As we head into what could be a volatile couple weeks (and possibly months) in the markets, our focus remains on ensuring our clients are well positioned for the long-term. At the same time, we also want to make sure they can absorb shocks that may not only impact their portfolios, but their entire financial picture in the short-term.
We work with our clients to incorporate their investment and retirement portfolios into a broader financial discussion that takes into account their personal balance sheets as well. What is a balance sheet? It is a summary of assets and liabilities at a given period of time. Put more simply, it is a snapshot of what you own and what you owe. Many people think of the balance sheet as a financial statement for companies used for earnings calls or board meetings, or maybe something they remember learning about in accounting class. We use it as the starting point for every financial planning conversation we have.
Jamie Dimon, the CEO of JP Morgan Chase, often credits the success of the company through good markets and bad to always maintaining a “fortress balance sheet”. Going back well before the Global Financial Crisis of 2007-2008, Dimon was relentlessly focused on having the firm’s balance sheet prepared to withstand all stages of the business cycle despite receiving criticism by some for being too conservative or risk averse. In hindsight, it left the firm in a stronger position than many of the banks who needed bailouts or became insolvent when the crisis did strike. Trying to understand the financial statements of a big Wall Street bank is no simple task, but the concepts involved in Dimon’s fortress balance sheet approach are pretty straight forward. To us, the approach applies to individuals as much as it does to one of the largest financial institutions in the world. The main components are as follows: ensuring you have sufficient liquidity at all times (cash on hand), you are not over levered (don’t have too much debt), and you are well prepared to withstand unexpected shocks while maintaining flexibility should opportunities arise (i.e. loss of a job or income, or having the ability to purchase a new home quickly).
While a financial plan is often seen as long-term retirement planning tool, if done well it can be so much more than that. It is not something you think about once and then throw in a drawer until you get close to retirement.

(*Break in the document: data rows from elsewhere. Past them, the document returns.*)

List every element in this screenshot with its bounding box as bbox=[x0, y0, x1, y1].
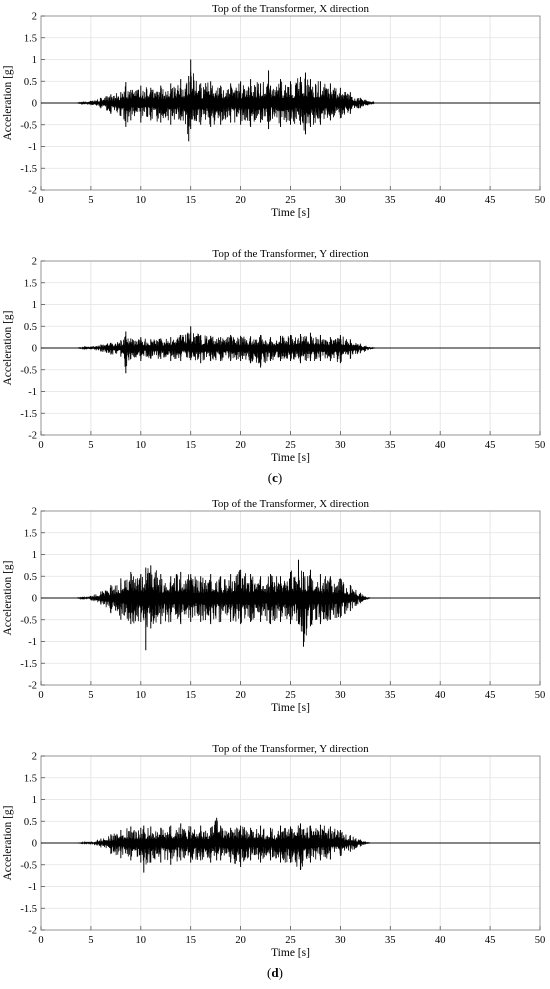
x-tick-label: 15 bbox=[185, 935, 196, 946]
x-tick-label: 45 bbox=[485, 935, 496, 946]
x-tick-label: 50 bbox=[535, 440, 546, 451]
x-tick-label: 25 bbox=[285, 440, 296, 451]
y-tick-label: 1 bbox=[32, 550, 37, 561]
y-axis-label: Acceleration [g] bbox=[2, 560, 14, 635]
y-tick-label: -2 bbox=[28, 926, 37, 937]
x-tick-label: 5 bbox=[88, 195, 93, 206]
chart-title: Top of the Transformer, Y direction bbox=[212, 248, 369, 260]
y-tick-label: -0.5 bbox=[20, 120, 37, 131]
x-tick-label: 20 bbox=[235, 690, 246, 701]
y-tick-label: 0.5 bbox=[24, 322, 37, 333]
y-tick-label: 0.5 bbox=[24, 77, 37, 88]
x-tick-label: 0 bbox=[38, 440, 43, 451]
x-tick-label: 20 bbox=[235, 195, 246, 206]
x-tick-label: 10 bbox=[136, 440, 147, 451]
x-tick-label: 50 bbox=[535, 935, 546, 946]
chart-1: 0 5 10 15 20 25 30 35 40 45 50 -2 -1.5 -1 -0.5 0 0.5 1 1.5… bbox=[2, 3, 545, 219]
x-tick-label: 50 bbox=[535, 690, 546, 701]
y-axis-label: Acceleration [g] bbox=[2, 310, 14, 385]
y-tick-label: 1 bbox=[32, 55, 37, 66]
x-tick-label: 25 bbox=[285, 935, 296, 946]
x-tick-label: 35 bbox=[385, 935, 396, 946]
x-tick-label: 15 bbox=[185, 690, 196, 701]
y-tick-label: -2 bbox=[28, 681, 37, 692]
x-tick-label: 30 bbox=[335, 440, 346, 451]
y-tick-label: 1.5 bbox=[24, 278, 37, 289]
x-tick-label: 20 bbox=[235, 935, 246, 946]
x-tick-label: 5 bbox=[88, 690, 93, 701]
y-tick-label: 2 bbox=[32, 752, 37, 763]
chart-2: 0 5 10 15 20 25 30 35 40 45 50 -2 -1.5 -1 -0.5 0 0.5 1 1.5… bbox=[2, 248, 545, 464]
y-tick-label: 1.5 bbox=[24, 773, 37, 784]
chart-title: Top of the Transformer, Y direction bbox=[212, 743, 369, 755]
y-tick-label: -1 bbox=[28, 882, 37, 893]
x-tick-label: 0 bbox=[38, 690, 43, 701]
y-tick-label: 0 bbox=[32, 99, 37, 110]
y-tick-label: 2 bbox=[32, 12, 37, 23]
y-tick-label: -1 bbox=[28, 142, 37, 153]
x-tick-label: 25 bbox=[285, 195, 296, 206]
y-tick-label: -1.5 bbox=[20, 409, 37, 420]
x-tick-label: 0 bbox=[38, 195, 43, 206]
x-tick-label: 45 bbox=[485, 690, 496, 701]
y-tick-label: -1 bbox=[28, 387, 37, 398]
x-tick-label: 25 bbox=[285, 690, 296, 701]
x-axis-label: Time [s] bbox=[271, 947, 310, 959]
panel-label: (c) bbox=[268, 470, 282, 485]
x-tick-label: 30 bbox=[335, 195, 346, 206]
x-tick-label: 45 bbox=[485, 440, 496, 451]
x-tick-label: 0 bbox=[38, 935, 43, 946]
y-axis-label: Acceleration [g] bbox=[2, 65, 14, 140]
x-tick-label: 5 bbox=[88, 440, 93, 451]
x-axis-label: Time [s] bbox=[271, 207, 310, 219]
chart-4: 0 5 10 15 20 25 30 35 40 45 50 -2 -1.5 -1 -0.5 0 0.5 1 1.5… bbox=[2, 743, 545, 959]
x-tick-label: 10 bbox=[136, 935, 147, 946]
x-tick-label: 15 bbox=[185, 440, 196, 451]
panel-label: (d) bbox=[267, 965, 283, 980]
y-tick-label: 0.5 bbox=[24, 572, 37, 583]
y-tick-label: -0.5 bbox=[20, 860, 37, 871]
x-tick-label: 40 bbox=[435, 195, 446, 206]
y-tick-label: -0.5 bbox=[20, 615, 37, 626]
y-tick-label: -0.5 bbox=[20, 365, 37, 376]
x-tick-label: 35 bbox=[385, 195, 396, 206]
x-tick-label: 15 bbox=[185, 195, 196, 206]
y-tick-label: -1 bbox=[28, 637, 37, 648]
x-tick-label: 35 bbox=[385, 440, 396, 451]
y-tick-label: -2 bbox=[28, 431, 37, 442]
chart-3: 0 5 10 15 20 25 30 35 40 45 50 -2 -1.5 -1 -0.5 0 0.5 1 1.5… bbox=[2, 498, 545, 714]
y-tick-label: 2 bbox=[32, 257, 37, 268]
x-axis-label: Time [s] bbox=[271, 452, 310, 464]
y-tick-label: 1.5 bbox=[24, 33, 37, 44]
x-tick-label: 35 bbox=[385, 690, 396, 701]
y-tick-label: -1.5 bbox=[20, 164, 37, 175]
y-tick-label: -1.5 bbox=[20, 904, 37, 915]
chart-title: Top of the Transformer, X direction bbox=[212, 3, 370, 15]
y-tick-label: 0 bbox=[32, 594, 37, 605]
x-tick-label: 10 bbox=[136, 195, 147, 206]
x-tick-label: 40 bbox=[435, 935, 446, 946]
chart-title: Top of the Transformer, X direction bbox=[212, 498, 370, 510]
x-tick-label: 20 bbox=[235, 440, 246, 451]
y-axis-label: Acceleration [g] bbox=[2, 805, 14, 880]
x-tick-label: 5 bbox=[88, 935, 93, 946]
y-tick-label: 1 bbox=[32, 300, 37, 311]
x-tick-label: 45 bbox=[485, 195, 496, 206]
y-tick-label: -2 bbox=[28, 186, 37, 197]
y-tick-label: 1 bbox=[32, 795, 37, 806]
x-tick-label: 40 bbox=[435, 690, 446, 701]
x-tick-label: 40 bbox=[435, 440, 446, 451]
y-tick-label: -1.5 bbox=[20, 659, 37, 670]
x-tick-label: 50 bbox=[535, 195, 546, 206]
y-tick-label: 1.5 bbox=[24, 528, 37, 539]
y-tick-label: 0 bbox=[32, 344, 37, 355]
x-tick-label: 10 bbox=[136, 690, 147, 701]
y-tick-label: 0.5 bbox=[24, 817, 37, 828]
x-tick-label: 30 bbox=[335, 690, 346, 701]
x-axis-label: Time [s] bbox=[271, 702, 310, 714]
y-tick-label: 0 bbox=[32, 839, 37, 850]
y-tick-label: 2 bbox=[32, 507, 37, 518]
x-tick-label: 30 bbox=[335, 935, 346, 946]
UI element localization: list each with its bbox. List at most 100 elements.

It should be a framework that helps you and your family to be more prepared for what life throws at you and adapt as needed when your situation evolves. Working with an advisor to better understand your balance sheet will also prompt you to do some of that organizing of your finances you may have been putting off (maybe you have been meaning to get around to it since you changed jobs, got married, or had had another major life event). It can uncover items you forgot about, aren’t paying attention to, or that may be holding you back at the moment (maybe an old credit card with an outstanding balance, or the student loans you are deferring). Finally, it allows you and your advisor to build a deeper relationship where both of you can gain a better understanding of your personal habits around money while building your own version of a “fortress balance sheet”.
The COVID-19 Pandemic and the resulting economic fallout has exposed and accelerated many trends, one of which is the fact that many Americans (as well as companies and government entities) have too little in savings and too much debt. As Warren Buffett famously said, “you only find out who is swimming naked when the tide goes out”. In working to get your financial picture in order you can gain more financial flexibility and security. More importantly, our goal is to help you gain peace of mind by positioning you and your family for a more prosperous future while being better prepared for whatever comes next.